Alix and Magalie would have been in the Greatwood, if not for her,

the way she hears fault where he stops short of ascribing it only because it's what she would do, has done, couldn't help. Less a condemnation than an acute familiarity with the guilt twisting his gut, a terrible place that she knows well. How she'd avoided falling into it, that night in Halamshiral, riding the high of her success with people who had known her sister better than she did. How easy she knows it is to be felled by, if looked at directly.

(She's never known of a certainty if Annegret had wanted her there or only taken satisfaction in holding her away from her father, afraid that if she had left her side she wouldn't be sent for— dutiful but not selfless, desperate to find love in the absence of its expression.)

“When did you stop talking about them?” she asks, quiet, sliding her fingers against his and leaving their hands there, too loosely connected to jostle his joints but close enough to make the gesture plainly purposeful.
elegiaque: (160)

[personal profile] elegiaque 2024-03-29 01:56 am (UTC)(link)
Maybe if he'd taken her off-guard with it, she'd have had a different reaction — if there'd been no one here to compare him to, if she'd known less about all of them — maybe then she'd have found it more immediately shocking than she does, instead listening to him confirm aloud something she'd suspected, contemplatively, earlier than now.

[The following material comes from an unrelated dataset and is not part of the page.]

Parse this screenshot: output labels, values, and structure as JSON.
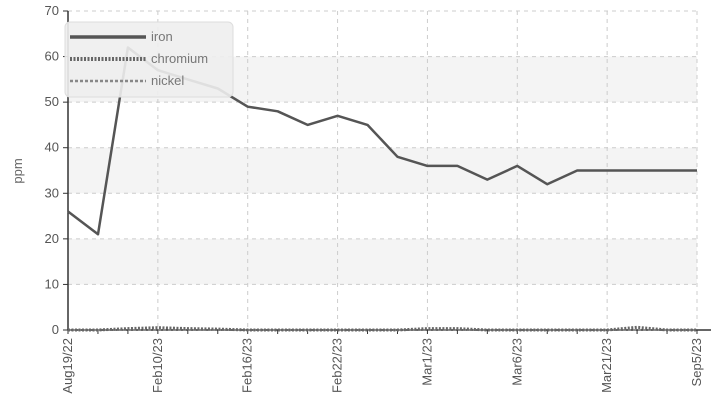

Maybe she'd have said something thoughtlessly insensitive,

although maybe not, as attuned as she is to him in this moment. What she does say is,

“It's still a part of you,” quietly, “but the ... delineation. You mark it so particularly,” sorcerer, surgeon, farmboy. “Like you were different people. But I can see...”

Her fingers trace a line from his hand along his forearm: “The connective tissue between them. How one led to the next. There are parts of you that I couldn't, mmmm, that I didn't understand how they fit. I misread you, sometimes, because of that. ” She says it with such matter of fact certainty; that she had been revising her understanding of him with unfurling context, that she can see the spaces where she guessed wrong with too little to work off of. “I'd bet,”

thoughtfully,

“at that point it was just easier to do the thing you'd been doing anyway. And close that door.”
youwonscience: (behold it was good)

[personal profile] youwonscience 2024-03-29 02:09 am (UTC)(link)
Yeah, it's not something I've encountered either. But thank you. I think we've got some good ideas, and everyone will feel better if we can get this under control. Not least Tav, I assume.